A novel small molecule Enpp1 inhibitor improves tumor control following radiation therapy by targeting stromal Enpp1 expression.

The uniqueness in each person's cancer cells and variation in immune infiltrates means that each tumor represents a unique problem, but therapeutic targets can be found among their shared features. Radiation therapy alters the interaction between the cancer cells and the stroma through release of innate adjuvants. The extranuclear DNA that can result from radiation damage of cells can result in production of the second messenger cyclic guanosine monophosphate-adenosine monophosphate (cGAMP) by cyclic GMP-AMP synthase (cGAS).

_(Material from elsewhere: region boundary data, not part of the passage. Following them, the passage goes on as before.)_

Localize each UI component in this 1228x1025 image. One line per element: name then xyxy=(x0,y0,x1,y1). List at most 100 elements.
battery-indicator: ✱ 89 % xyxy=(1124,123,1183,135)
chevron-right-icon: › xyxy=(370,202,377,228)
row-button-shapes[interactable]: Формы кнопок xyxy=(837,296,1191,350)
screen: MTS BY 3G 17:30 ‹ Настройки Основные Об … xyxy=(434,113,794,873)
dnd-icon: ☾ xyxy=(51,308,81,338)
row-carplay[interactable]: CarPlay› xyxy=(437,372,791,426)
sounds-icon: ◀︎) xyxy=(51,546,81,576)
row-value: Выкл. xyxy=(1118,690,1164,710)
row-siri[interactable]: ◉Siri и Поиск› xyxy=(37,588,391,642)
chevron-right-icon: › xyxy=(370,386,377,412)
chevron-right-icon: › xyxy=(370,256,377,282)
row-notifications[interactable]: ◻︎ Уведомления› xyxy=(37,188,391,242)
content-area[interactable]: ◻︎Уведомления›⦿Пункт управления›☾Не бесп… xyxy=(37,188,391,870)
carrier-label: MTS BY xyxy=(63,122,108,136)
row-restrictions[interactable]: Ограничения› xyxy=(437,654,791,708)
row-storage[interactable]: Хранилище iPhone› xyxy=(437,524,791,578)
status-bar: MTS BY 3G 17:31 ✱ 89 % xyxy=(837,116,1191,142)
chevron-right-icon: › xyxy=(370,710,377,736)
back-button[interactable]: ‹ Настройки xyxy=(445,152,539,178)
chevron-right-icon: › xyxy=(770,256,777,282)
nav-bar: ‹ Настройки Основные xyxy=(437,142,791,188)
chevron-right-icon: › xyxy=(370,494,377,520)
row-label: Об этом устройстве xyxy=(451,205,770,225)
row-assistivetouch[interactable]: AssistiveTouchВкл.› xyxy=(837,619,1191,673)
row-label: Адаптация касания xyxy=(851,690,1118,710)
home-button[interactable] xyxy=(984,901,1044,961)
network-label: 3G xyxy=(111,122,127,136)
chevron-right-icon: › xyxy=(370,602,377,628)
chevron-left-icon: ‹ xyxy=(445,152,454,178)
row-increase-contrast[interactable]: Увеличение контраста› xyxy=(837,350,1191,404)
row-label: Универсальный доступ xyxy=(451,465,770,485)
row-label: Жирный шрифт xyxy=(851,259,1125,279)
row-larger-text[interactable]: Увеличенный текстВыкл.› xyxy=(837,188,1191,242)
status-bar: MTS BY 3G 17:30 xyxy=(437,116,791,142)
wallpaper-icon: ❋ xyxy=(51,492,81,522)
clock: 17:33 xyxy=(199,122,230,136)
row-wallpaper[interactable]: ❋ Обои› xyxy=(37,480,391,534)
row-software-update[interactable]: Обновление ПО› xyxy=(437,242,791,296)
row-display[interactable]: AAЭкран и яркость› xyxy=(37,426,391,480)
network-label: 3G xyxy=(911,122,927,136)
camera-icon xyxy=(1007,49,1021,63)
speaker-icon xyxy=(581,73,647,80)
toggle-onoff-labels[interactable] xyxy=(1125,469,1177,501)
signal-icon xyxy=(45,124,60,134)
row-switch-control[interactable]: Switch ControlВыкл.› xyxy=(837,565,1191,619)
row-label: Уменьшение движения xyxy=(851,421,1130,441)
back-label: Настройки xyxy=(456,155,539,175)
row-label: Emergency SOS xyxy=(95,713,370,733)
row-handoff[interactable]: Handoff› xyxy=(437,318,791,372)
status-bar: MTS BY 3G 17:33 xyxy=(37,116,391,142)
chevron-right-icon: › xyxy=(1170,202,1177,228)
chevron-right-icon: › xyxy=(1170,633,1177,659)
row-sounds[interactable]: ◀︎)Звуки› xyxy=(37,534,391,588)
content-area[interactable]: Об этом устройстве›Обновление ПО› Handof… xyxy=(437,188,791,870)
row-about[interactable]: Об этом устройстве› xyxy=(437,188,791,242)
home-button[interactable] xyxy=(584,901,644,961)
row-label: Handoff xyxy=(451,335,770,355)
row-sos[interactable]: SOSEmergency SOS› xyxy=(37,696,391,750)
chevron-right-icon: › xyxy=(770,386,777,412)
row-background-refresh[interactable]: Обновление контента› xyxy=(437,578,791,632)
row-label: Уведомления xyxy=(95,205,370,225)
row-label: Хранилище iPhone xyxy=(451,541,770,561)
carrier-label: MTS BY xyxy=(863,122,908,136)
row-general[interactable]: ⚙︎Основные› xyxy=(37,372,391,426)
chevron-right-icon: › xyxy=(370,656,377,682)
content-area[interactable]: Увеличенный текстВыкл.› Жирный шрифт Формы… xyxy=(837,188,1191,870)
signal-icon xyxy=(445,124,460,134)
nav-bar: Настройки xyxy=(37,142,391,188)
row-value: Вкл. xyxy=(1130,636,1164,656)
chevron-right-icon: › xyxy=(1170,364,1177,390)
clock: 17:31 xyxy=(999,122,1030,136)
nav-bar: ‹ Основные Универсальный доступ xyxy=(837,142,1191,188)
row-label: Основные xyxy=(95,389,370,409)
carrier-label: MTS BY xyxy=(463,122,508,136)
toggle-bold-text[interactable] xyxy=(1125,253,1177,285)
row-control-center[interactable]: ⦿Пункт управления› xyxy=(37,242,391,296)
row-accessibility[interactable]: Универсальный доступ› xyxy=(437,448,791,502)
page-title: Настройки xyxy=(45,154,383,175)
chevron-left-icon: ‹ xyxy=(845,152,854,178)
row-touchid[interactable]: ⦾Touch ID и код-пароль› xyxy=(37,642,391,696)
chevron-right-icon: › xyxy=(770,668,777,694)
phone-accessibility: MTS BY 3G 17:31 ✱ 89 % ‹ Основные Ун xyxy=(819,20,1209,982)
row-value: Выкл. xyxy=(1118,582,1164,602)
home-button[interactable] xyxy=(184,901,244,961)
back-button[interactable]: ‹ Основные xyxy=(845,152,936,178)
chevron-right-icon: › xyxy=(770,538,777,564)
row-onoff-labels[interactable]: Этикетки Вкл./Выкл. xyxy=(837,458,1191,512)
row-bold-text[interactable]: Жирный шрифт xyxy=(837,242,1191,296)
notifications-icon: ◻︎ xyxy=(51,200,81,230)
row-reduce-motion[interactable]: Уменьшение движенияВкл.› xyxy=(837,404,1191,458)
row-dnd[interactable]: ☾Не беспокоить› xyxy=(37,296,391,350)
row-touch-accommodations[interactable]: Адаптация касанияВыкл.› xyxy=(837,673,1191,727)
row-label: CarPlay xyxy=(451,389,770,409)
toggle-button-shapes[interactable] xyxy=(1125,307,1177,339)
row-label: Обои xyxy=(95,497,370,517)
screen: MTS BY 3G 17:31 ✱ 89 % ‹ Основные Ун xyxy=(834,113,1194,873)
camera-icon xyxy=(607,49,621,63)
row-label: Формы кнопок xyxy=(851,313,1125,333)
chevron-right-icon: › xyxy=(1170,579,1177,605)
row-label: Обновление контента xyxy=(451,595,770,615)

In turn, cGAMP can activate the innate sensor stimulator of interferon genes (STING), resulting in innate immune activation. Ectonucleotide pyrophosphatase/phosphodiesterase 1 (Enpp1) is a phosphodiesterase that can be expressed by cancer cells that can degrade cGAMP, thus can decrease or block STING activation following radiation therapy, impairing the innate immunity that is critical to support adaptive immune control of tumors. We observed that many human and murine cancer cells lack Enpp1 expression, but that Enpp1 is expressed in cells of the tumor stroma where it limits tumor control by radiation therapy. We demonstrate in preclinical models the efficacy of a novel Enpp1 inhibitor and show that this inhibitor improves tumor control by radiation even where the cancer cells lack Enpp1. This mechanism requires STING and type I interferon (IFN) receptor expression by non-cancer cells and is dependent on CD8 T cells as a final effector mechanism of tumor control. This suggests that Enpp1 inhibition may be an effective partner for radiation therapy regardless of whether cancer cells express Enpp1. This broadens the potential patient base for whom Enpp1 inhibitors can be applied to improve innate immune responses following radiation therapy.